To help you understand, here are, sort of, how my priorities are ordered…
- Love God
- Clean spills/ toddler bathroom accidents
- Be Heimlich-maneuver-ready at all times
- Make one-on-one time for older child
- Rescue toddler who is standing on top of the steering wheel of her wooden car on one foot
- Cook egg whites for my fit and active husband
- Meet writing deadlines
- Bathe and dress other people that live in my house
- Make meals for other people that live in my house
- Put dishes into the dishwasher
- Re-wash clothes that I forgot to move into the dryer
- Miscellaneous emergency
- Miscellaneous emergency
- Miscellaneous emergency
- Miscellaneous emergency
- Miscellaneous emergency
- Keep up with my blog
- Sweep and make sure most of the gross things are put away/hidden
- Eat
- Bathe
- Exercise
- Finish reading “The Nightingale”
- Keep track of all the important papers
- Clean the microwave
See, it’s just that keeping up with important papers is way down on my list. Really, the only thing less urgent to me than vital records is cleaning the microwave. I hate papers. I also hate the hassle of signing up to go paperless. How do I even sign up to go paperless if I don’t know any of my codes or passwords?

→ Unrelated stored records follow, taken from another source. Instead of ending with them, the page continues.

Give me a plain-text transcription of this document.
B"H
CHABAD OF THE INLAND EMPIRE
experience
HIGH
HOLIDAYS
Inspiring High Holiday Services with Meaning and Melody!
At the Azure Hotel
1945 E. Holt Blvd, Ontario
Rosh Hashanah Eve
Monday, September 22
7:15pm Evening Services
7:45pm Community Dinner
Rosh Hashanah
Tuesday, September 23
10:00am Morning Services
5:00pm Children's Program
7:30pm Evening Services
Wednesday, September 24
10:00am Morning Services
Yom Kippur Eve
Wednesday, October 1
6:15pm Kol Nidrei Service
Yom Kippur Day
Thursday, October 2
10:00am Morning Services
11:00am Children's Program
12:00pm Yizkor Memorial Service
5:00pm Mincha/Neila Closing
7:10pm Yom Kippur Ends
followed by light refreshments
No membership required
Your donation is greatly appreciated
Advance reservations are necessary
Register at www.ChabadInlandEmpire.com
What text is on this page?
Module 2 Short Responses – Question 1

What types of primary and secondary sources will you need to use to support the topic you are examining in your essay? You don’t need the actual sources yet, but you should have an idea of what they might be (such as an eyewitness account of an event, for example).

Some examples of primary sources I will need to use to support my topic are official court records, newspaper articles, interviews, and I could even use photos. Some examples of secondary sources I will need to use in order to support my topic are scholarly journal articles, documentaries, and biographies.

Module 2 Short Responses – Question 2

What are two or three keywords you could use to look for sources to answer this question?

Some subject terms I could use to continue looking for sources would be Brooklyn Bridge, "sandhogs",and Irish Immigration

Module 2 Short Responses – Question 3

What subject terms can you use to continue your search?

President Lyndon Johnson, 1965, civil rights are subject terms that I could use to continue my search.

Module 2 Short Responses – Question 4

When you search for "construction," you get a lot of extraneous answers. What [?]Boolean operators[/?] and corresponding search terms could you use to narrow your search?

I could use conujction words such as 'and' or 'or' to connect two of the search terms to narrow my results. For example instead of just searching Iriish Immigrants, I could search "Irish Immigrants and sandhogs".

Is this happening to me because I’m thirty now?
As an adult, I’ve settled into the rhythm of playing up my strengths and laughing off my weaknesses, because I can. For example, neither my job nor my home life require me to do math. I hate math with a deep, seething, murderous hatred. So, I refuse to compute anything. 4 + 7? I’m literally going to count that on my fingers.
I’ve essentially decided not to organize my important papers or learn to count. But, I want everyone to know about the things I do well.
I’m the same way with my spiritual strengths and weaknesses.
I give myself a pass on my weaknesses and accentuate “my” strengths. This leads me not only to grow weaker where I’m weak , but it makes me proud of what God has grown in me, as if I have anything to do with that!
There is nothing good in me...Romans 7:18 My righteousness is like filthy rags...Isaiah 64:6 It is GOD who does a good work in me...Philippians 2:13
Anything good in me isn’t me at all. It’s a gift. God-given. It is God working through me. I have made it very clear, in my thirty years, that my motives can’t stay pure for one hot minute.
Flashing around my “good” qualities, the ones that come more naturally to me, is foolish and distracts from any part of me that can be used to glorify God. Just because some of the words used to describe Christ-likeness cater to my wiring, it doesn’t mean I’m like Christ.
Being “godly” in a way that exalts self isn’t being godly at all.
He has shown you, O mortal, what is good. And what does the LORD require of you? To act justly and to love mercy and to walk humbly with your God.
-Micah 6:8
To walk humbly requires that I daily admit there is nothing good in me, apart from Christ.
To walk humbly requires that I desire to look like the real Jesus - the Jesus who loves mercy and acts justly - more than I desire to look like this image of success I’ve conjured up.
Being able to put my finger on my registration sticker at the drop of a hat won’t make me godly. But, loving an orderly God and earnestly trying to look like Him will.
Pursuing Christ will lead to true humility and genuine growth where I’m weak, which, win-win, might result in fewer junk drawers.